Tlaib also pointed out that, while the U.S. has waged its forever war in Afghanistan, politicians and arms dealers have profited greatly from the conflict. “Innocent people suffer the horrors of war while political leaders and arms-dealing corporations sit back and make billions,” she said.

Indeed, on top of the hundreds of thousands of people killed over the past 20 years in the country, the U.S. has also spent over $2.2 trillion on the war, according to research from Brown University.

Defense contractors like Lockheed Martin and Raytheon have profited massively from the U.S.’s military spending over the past decades. Members of Congress with stock in such companies, meanwhile, have profited from the aggressive U.S. defense spending — spending that the lawmakers themselves authorize.

As Republicans scramble over messaging on Biden’s troop withdrawal from the country, liberal and Republican war hawks alike are saying that the Taliban’s takeover is justification for the U.S. troops to stay in the country, citing lies from American officials that the war is effectual in preventing terrorism.

Rep. Barbara Lee (D-California) pushed back against that idea over the weekend. “What’s happening in Afghanistan currently is a humanitarian crisis.

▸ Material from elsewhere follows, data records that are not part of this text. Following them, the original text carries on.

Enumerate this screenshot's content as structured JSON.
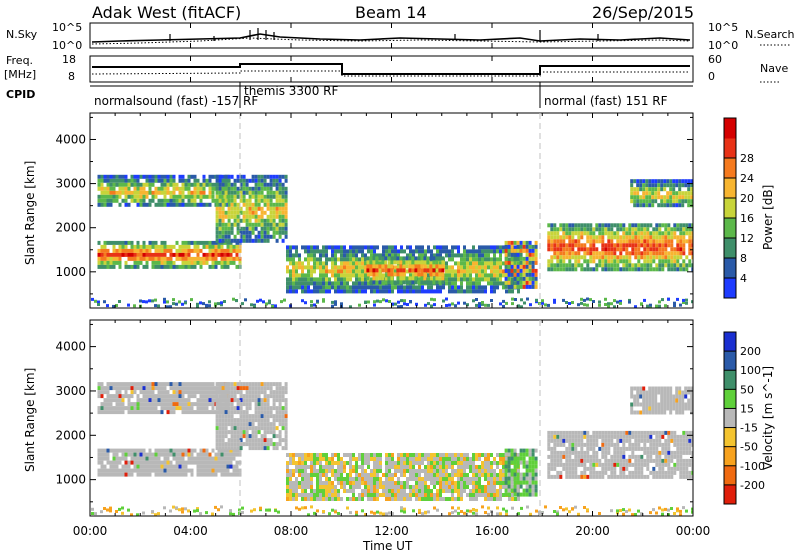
{
  "header": {
    "title": "Adak West (fitACF)",
    "beam": "Beam 14",
    "date": "26/Sep/2015"
  },
  "noise_panel": {
    "left_label": "N.Sky",
    "right_label": "N.Search",
    "top_tick": "10^5",
    "bottom_tick": "10^0",
    "right_top_tick": "10^5",
    "right_bottom_tick": "10^0"
  },
  "freq_panel": {
    "left_label": "Freq.",
    "unit_label": "[MHz]",
    "left_ticks": [
      "18",
      "8"
    ],
    "right_label": "Nave",
    "right_ticks": [
      "60",
      "0"
    ],
    "cpid_label": "CPID"
  },
  "cpid_segments": [
    {
      "label": "normalsound (fast) -157 RF",
      "start_hour": 0
    },
    {
      "label": "themis 3300 RF",
      "start_hour": 6
    },
    {
      "label": "normal (fast) 151 RF",
      "start_hour": 18
    }
  ],
  "chart_data": [
    {
      "type": "heatmap",
      "name": "power",
      "ylabel": "Slant Range [km]",
      "xlabel": "Time UT",
      "x_ticks": [
        "00:00",
        "04:00",
        "08:00",
        "12:00",
        "16:00",
        "20:00",
        "00:00"
      ],
      "y_ticks": [
        "1000",
        "2000",
        "3000",
        "4000"
      ],
      "xlim_hours": [
        0,
        24
      ],
      "ylim_km": [
        180,
        4600
      ],
      "colorbar_label": "Power [dB]",
      "colorbar_ticks": [
        "4",
        "8",
        "12",
        "16",
        "20",
        "24",
        "28"
      ],
      "colorbar_colors": [
        "#1e3cff",
        "#2a5aa8",
        "#3f8f6a",
        "#5cb84a",
        "#c8d43a",
        "#f7b531",
        "#f57a1e",
        "#e83216",
        "#d40000"
      ],
      "regions": [
        {
          "t_start": 0.3,
          "t_end": 6.0,
          "r_start": 1150,
          "r_end": 1700,
          "level": "high"
        },
        {
          "t_start": 0.3,
          "t_end": 5.5,
          "r_start": 2500,
          "r_end": 3200,
          "level": "mid"
        },
        {
          "t_start": 5.0,
          "t_end": 7.8,
          "r_start": 1700,
          "r_end": 3200,
          "level": "mid"
        },
        {
          "t_start": 7.8,
          "t_end": 17.0,
          "r_start": 600,
          "r_end": 1600,
          "level": "mid"
        },
        {
          "t_start": 11.0,
          "t_end": 14.0,
          "r_start": 800,
          "r_end": 1350,
          "level": "high"
        },
        {
          "t_start": 16.5,
          "t_end": 17.8,
          "r_start": 700,
          "r_end": 1700,
          "level": "mixed"
        },
        {
          "t_start": 18.2,
          "t_end": 24.0,
          "r_start": 1100,
          "r_end": 2100,
          "level": "high"
        },
        {
          "t_start": 21.5,
          "t_end": 24.0,
          "r_start": 2500,
          "r_end": 3100,
          "level": "mid"
        }
      ]
    },
    {
      "type": "heatmap",
      "name": "velocity",
      "ylabel": "Slant Range [km]",
      "xlabel": "Time UT",
      "x_ticks": [
        "00:00",
        "04:00",
        "08:00",
        "12:00",
        "16:00",
        "20:00",
        "00:00"
      ],
      "y_ticks": [
        "1000",
        "2000",
        "3000",
        "4000"
      ],
      "xlim_hours": [
        0,
        24
      ],
      "ylim_km": [
        180,
        4600
      ],
      "colorbar_label": "Velocity [m s^-1]",
      "colorbar_ticks": [
        "200",
        "100",
        "50",
        "15",
        "-15",
        "-50",
        "-100",
        "-200"
      ],
      "colorbar_colors": [
        "#1a2fd0",
        "#2a5aa8",
        "#3f8f6a",
        "#5fd03a",
        "#b8b8b8",
        "#f4c430",
        "#f7a21e",
        "#f06a10",
        "#e01e0a"
      ],
      "regions": [
        {
          "t_start": 0.3,
          "t_end": 6.0,
          "r_start": 1150,
          "r_end": 1700,
          "level": "ground"
        },
        {
          "t_start": 0.3,
          "t_end": 5.5,
          "r_start": 2500,
          "r_end": 3200,
          "level": "ground"
        },
        {
          "t_start": 5.0,
          "t_end": 7.8,
          "r_start": 1700,
          "r_end": 3200,
          "level": "ground"
        },
        {
          "t_start": 7.8,
          "t_end": 17.0,
          "r_start": 600,
          "r_end": 1600,
          "level": "mixed"
        },
        {
          "t_start": 16.5,
          "t_end": 17.8,
          "r_start": 700,
          "r_end": 1700,
          "level": "positive"
        },
        {
          "t_start": 18.2,
          "t_end": 24.0,
          "r_start": 1100,
          "r_end": 2100,
          "level": "ground"
        },
        {
          "t_start": 21.5,
          "t_end": 24.0,
          "r_start": 2500,
          "r_end": 3100,
          "level": "ground"
        }
      ]
    }
  ]
}
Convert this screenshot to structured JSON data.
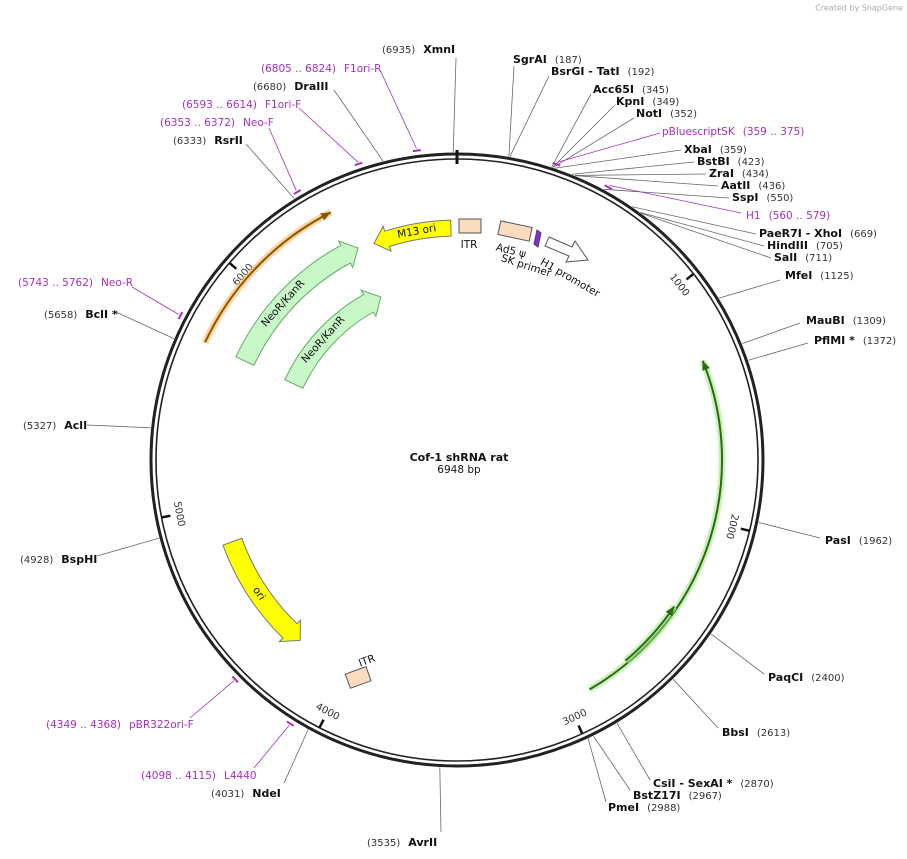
{
  "header": {
    "credit": "Created by SnapGene"
  },
  "map": {
    "name": "Cof-1 shRNA rat",
    "length": "6948 bp",
    "ticks": [
      "1000",
      "2000",
      "3000",
      "4000",
      "5000",
      "6000"
    ]
  },
  "sites": [
    {
      "name": "XmnI",
      "position": "(6935)"
    },
    {
      "name": "SgrAI",
      "position": "(187)"
    },
    {
      "name": "BsrGI - TatI",
      "position": "(192)"
    },
    {
      "name": "Acc65I",
      "position": "(345)"
    },
    {
      "name": "KpnI",
      "position": "(349)"
    },
    {
      "name": "NotI",
      "position": "(352)"
    },
    {
      "name": "XbaI",
      "position": "(359)"
    },
    {
      "name": "BstBI",
      "position": "(423)"
    },
    {
      "name": "ZraI",
      "position": "(434)"
    },
    {
      "name": "AatII",
      "position": "(436)"
    },
    {
      "name": "SspI",
      "position": "(550)"
    },
    {
      "name": "PaeR7I - XhoI",
      "position": "(669)"
    },
    {
      "name": "HindIII",
      "position": "(705)"
    },
    {
      "name": "SalI",
      "position": "(711)"
    },
    {
      "name": "MfeI",
      "position": "(1125)"
    },
    {
      "name": "MauBI",
      "position": "(1309)"
    },
    {
      "name": "PflMI *",
      "position": "(1372)"
    },
    {
      "name": "PasI",
      "position": "(1962)"
    },
    {
      "name": "PaqCI",
      "position": "(2400)"
    },
    {
      "name": "BbsI",
      "position": "(2613)"
    },
    {
      "name": "CsiI - SexAI *",
      "position": "(2870)"
    },
    {
      "name": "BstZ17I",
      "position": "(2967)"
    },
    {
      "name": "PmeI",
      "position": "(2988)"
    },
    {
      "name": "AvrII",
      "position": "(3535)"
    },
    {
      "name": "NdeI",
      "position": "(4031)"
    },
    {
      "name": "BspHI",
      "position": "(4928)"
    },
    {
      "name": "AclI",
      "position": "(5327)"
    },
    {
      "name": "BclI *",
      "position": "(5658)"
    },
    {
      "name": "RsrII",
      "position": "(6333)"
    },
    {
      "name": "DraIII",
      "position": "(6680)"
    }
  ],
  "primers": [
    {
      "name": "pBluescriptSK",
      "position": "(359 .. 375)"
    },
    {
      "name": "H1",
      "position": "(560 .. 579)"
    },
    {
      "name": "L4440",
      "position": "(4098 .. 4115)"
    },
    {
      "name": "pBR322ori-F",
      "position": "(4349 .. 4368)"
    },
    {
      "name": "Neo-R",
      "position": "(5743 .. 5762)"
    },
    {
      "name": "Neo-F",
      "position": "(6353 .. 6372)"
    },
    {
      "name": "F1ori-F",
      "position": "(6593 .. 6614)"
    },
    {
      "name": "F1ori-R",
      "position": "(6805 .. 6824)"
    }
  ],
  "features": [
    "M13 ori",
    "ITR",
    "Ad5 ψ",
    "SK primer",
    "H1 promoter",
    "NeoR/KanR",
    "NeoR/KanR",
    "ori",
    "ITR"
  ]
}
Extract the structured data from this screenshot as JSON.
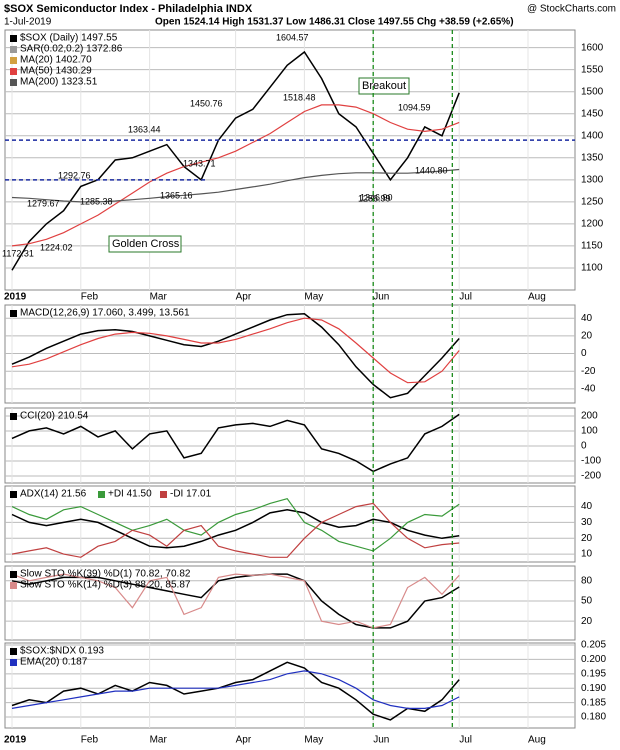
{
  "chart_data": [
    {
      "type": "line",
      "title": "$SOX Semiconductor Index - Philadelphia INDX",
      "source": "@ StockCharts.com",
      "date": "1-Jul-2019",
      "quote": "Open 1524.14 High 1531.37 Low 1486.31 Close 1497.55 Chg +38.59 (+2.65%)",
      "categories": [
        "2019",
        null,
        null,
        null,
        "Feb",
        null,
        null,
        null,
        "Mar",
        null,
        null,
        null,
        null,
        "Apr",
        null,
        null,
        null,
        "May",
        null,
        null,
        null,
        "Jun",
        null,
        null,
        null,
        null,
        "Jul",
        null,
        null,
        null,
        "Aug",
        null,
        null,
        null,
        null
      ],
      "series": [
        {
          "name": "$SOX (Daily) 1497.55",
          "color": "#000000",
          "values": [
            1095,
            1160,
            1200,
            1230,
            1285,
            1300,
            1345,
            1350,
            1365,
            1380,
            1330,
            1300,
            1390,
            1440,
            1460,
            1510,
            1560,
            1590,
            1530,
            1450,
            1420,
            1360,
            1300,
            1350,
            1420,
            1400,
            1497.55,
            null,
            null,
            null,
            null,
            null,
            null,
            null,
            null
          ]
        },
        {
          "name": "SAR(0.02,0.2) 1372.86",
          "color": "#999999",
          "values": [
            null,
            null,
            null,
            null,
            null,
            null,
            null,
            null,
            null,
            null,
            null,
            null,
            null,
            null,
            null,
            null,
            null,
            null,
            null,
            null,
            null,
            null,
            null,
            null,
            null,
            null,
            null,
            null,
            null,
            null,
            null,
            null,
            null,
            null,
            null
          ]
        },
        {
          "name": "MA(20) 1402.70",
          "color": "#d2a040",
          "values": [
            null,
            null,
            null,
            null,
            null,
            null,
            null,
            null,
            null,
            null,
            null,
            null,
            null,
            null,
            null,
            null,
            null,
            null,
            null,
            null,
            null,
            null,
            null,
            null,
            null,
            null,
            null,
            null,
            null,
            null,
            null,
            null,
            null,
            null,
            null
          ]
        },
        {
          "name": "MA(50) 1430.29",
          "color": "#e04040",
          "values": [
            1150,
            1155,
            1165,
            1180,
            1200,
            1220,
            1245,
            1270,
            1295,
            1315,
            1330,
            1340,
            1350,
            1365,
            1385,
            1405,
            1430,
            1455,
            1470,
            1470,
            1465,
            1450,
            1430,
            1415,
            1410,
            1415,
            1430.29,
            null,
            null,
            null,
            null,
            null,
            null,
            null,
            null
          ]
        },
        {
          "name": "MA(200) 1323.51",
          "color": "#555555",
          "values": [
            1260,
            1258,
            1255,
            1252,
            1250,
            1250,
            1252,
            1255,
            1258,
            1262,
            1265,
            1268,
            1272,
            1278,
            1284,
            1290,
            1298,
            1305,
            1310,
            1314,
            1316,
            1316,
            1315,
            1315,
            1317,
            1320,
            1323.51,
            null,
            null,
            null,
            null,
            null,
            null,
            null,
            null
          ]
        }
      ],
      "levels": [
        1390,
        1300
      ],
      "annotations": [
        "1604.57",
        "1518.48",
        "1450.76",
        "1363.44",
        "1343.71",
        "1365.16",
        "1292.76",
        "1285.38",
        "1279.67",
        "1224.02",
        "1172.31",
        "1094.59",
        "1440.80",
        "1346.90",
        "1286.99",
        "Breakout",
        "Golden Cross"
      ],
      "ylim": [
        1050,
        1640
      ],
      "yticks": [
        1100,
        1150,
        1200,
        1250,
        1300,
        1350,
        1400,
        1450,
        1500,
        1550,
        1600
      ],
      "grid": true
    },
    {
      "type": "line",
      "series": [
        {
          "name": "MACD(12,26,9) 17.060, 3.499, 13.561",
          "color": "#000000",
          "values": [
            -12,
            -4,
            6,
            14,
            22,
            26,
            27,
            25,
            20,
            15,
            10,
            8,
            14,
            22,
            30,
            38,
            44,
            45,
            30,
            10,
            -15,
            -35,
            -50,
            -45,
            -25,
            -5,
            17.06,
            null,
            null,
            null,
            null,
            null,
            null,
            null,
            null
          ]
        },
        {
          "name": "",
          "color": "#e04040",
          "values": [
            -15,
            -12,
            -6,
            2,
            10,
            17,
            22,
            24,
            23,
            20,
            16,
            12,
            12,
            16,
            22,
            28,
            35,
            40,
            38,
            28,
            12,
            -5,
            -22,
            -33,
            -32,
            -20,
            3.499,
            null,
            null,
            null,
            null,
            null,
            null,
            null,
            null
          ]
        }
      ],
      "ylim": [
        -56,
        55
      ],
      "yticks": [
        -40,
        -20,
        0,
        20,
        40
      ],
      "grid": true
    },
    {
      "type": "line",
      "series": [
        {
          "name": "CCI(20) 210.54",
          "color": "#000000",
          "values": [
            50,
            100,
            120,
            80,
            130,
            60,
            100,
            -20,
            80,
            100,
            -80,
            -50,
            120,
            140,
            150,
            130,
            170,
            140,
            -20,
            -50,
            -100,
            -170,
            -120,
            -80,
            80,
            130,
            210.54,
            null,
            null,
            null,
            null,
            null,
            null,
            null,
            null
          ]
        }
      ],
      "ylim": [
        -247,
        253
      ],
      "yticks": [
        -200,
        -100,
        0,
        100,
        200
      ],
      "grid": true
    },
    {
      "type": "line",
      "series": [
        {
          "name": "ADX(14) 21.56",
          "color": "#000000",
          "values": [
            35,
            30,
            28,
            30,
            32,
            30,
            25,
            20,
            15,
            14,
            15,
            18,
            22,
            25,
            30,
            36,
            38,
            36,
            30,
            27,
            28,
            32,
            30,
            25,
            22,
            20,
            21.56,
            null,
            null,
            null,
            null,
            null,
            null,
            null,
            null
          ]
        },
        {
          "name": "+DI 41.50",
          "color": "#3a9a3a",
          "values": [
            40,
            35,
            32,
            38,
            40,
            35,
            30,
            25,
            28,
            32,
            25,
            22,
            30,
            35,
            38,
            42,
            45,
            30,
            25,
            18,
            15,
            12,
            20,
            30,
            35,
            34,
            41.5,
            null,
            null,
            null,
            null,
            null,
            null,
            null,
            null
          ]
        },
        {
          "name": "-DI 17.01",
          "color": "#c04040",
          "values": [
            10,
            12,
            14,
            10,
            8,
            15,
            18,
            25,
            22,
            15,
            25,
            28,
            15,
            12,
            10,
            8,
            8,
            20,
            30,
            35,
            40,
            42,
            30,
            20,
            14,
            16,
            17.01,
            null,
            null,
            null,
            null,
            null,
            null,
            null,
            null
          ]
        }
      ],
      "ylim": [
        5,
        53
      ],
      "yticks": [
        10,
        20,
        30,
        40
      ],
      "grid": true
    },
    {
      "type": "line",
      "series": [
        {
          "name": "Slow STO %K(39) %D(1) 70.82, 70.82",
          "color": "#000000",
          "values": [
            80,
            75,
            80,
            85,
            85,
            85,
            80,
            75,
            70,
            65,
            60,
            55,
            80,
            85,
            88,
            90,
            90,
            80,
            50,
            30,
            15,
            10,
            10,
            20,
            50,
            55,
            70.82,
            null,
            null,
            null,
            null,
            null,
            null,
            null,
            null
          ]
        },
        {
          "name": "Slow STO %K(14) %D(3) 88.20, 85.87",
          "color": "#d88a8a",
          "values": [
            90,
            80,
            85,
            90,
            85,
            80,
            70,
            40,
            80,
            85,
            30,
            40,
            85,
            90,
            88,
            90,
            85,
            80,
            20,
            15,
            20,
            10,
            15,
            70,
            85,
            60,
            88.2,
            null,
            null,
            null,
            null,
            null,
            null,
            null,
            null
          ]
        }
      ],
      "ylim": [
        -8,
        102
      ],
      "yticks": [
        20,
        50,
        80
      ],
      "grid": true
    },
    {
      "type": "line",
      "series": [
        {
          "name": "$SOX:$NDX 0.193",
          "color": "#000000",
          "values": [
            0.184,
            0.186,
            0.185,
            0.189,
            0.19,
            0.188,
            0.191,
            0.189,
            0.192,
            0.191,
            0.188,
            0.189,
            0.19,
            0.192,
            0.193,
            0.196,
            0.199,
            0.197,
            0.192,
            0.19,
            0.186,
            0.181,
            0.179,
            0.183,
            0.182,
            0.186,
            0.193,
            null,
            null,
            null,
            null,
            null,
            null,
            null,
            null
          ]
        },
        {
          "name": "EMA(20) 0.187",
          "color": "#2030c0",
          "values": [
            0.183,
            0.184,
            0.185,
            0.186,
            0.187,
            0.188,
            0.189,
            0.189,
            0.19,
            0.19,
            0.19,
            0.19,
            0.19,
            0.191,
            0.192,
            0.193,
            0.195,
            0.196,
            0.195,
            0.193,
            0.19,
            0.186,
            0.184,
            0.183,
            0.183,
            0.184,
            0.187,
            null,
            null,
            null,
            null,
            null,
            null,
            null,
            null
          ]
        }
      ],
      "ylim": [
        0.1762,
        0.2057
      ],
      "yticks": [
        {
          "value": 0.18,
          "label": "0.180"
        },
        0.185,
        {
          "value": 0.19,
          "label": "0.190"
        },
        0.195,
        {
          "value": 0.2,
          "label": "0.200"
        },
        0.205
      ],
      "grid": true
    }
  ]
}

Let’s be clear: there has never been, and will never be, a U.S. military solution in Afghanistan,” she wrote. “Our top priority must be providing humanitarian aid and resettlement to Afghan refugees, women, and children.”

Indeed, many progressive advocates have said for decades that the U.S. should never have engaged in war in Afghanistan to begin with, arguing that the war would and has done more harm than good, especially to the citizens of Afghanistan.

Rep. Ilhan Omar (D-Minnesota) argued as such last year when she introduced a proposal to accelerate the U.S.’s withdrawal from the country and end the war. But she was shot down by Republicans and a whopping 103 Democrats in the House who voted down her proposal.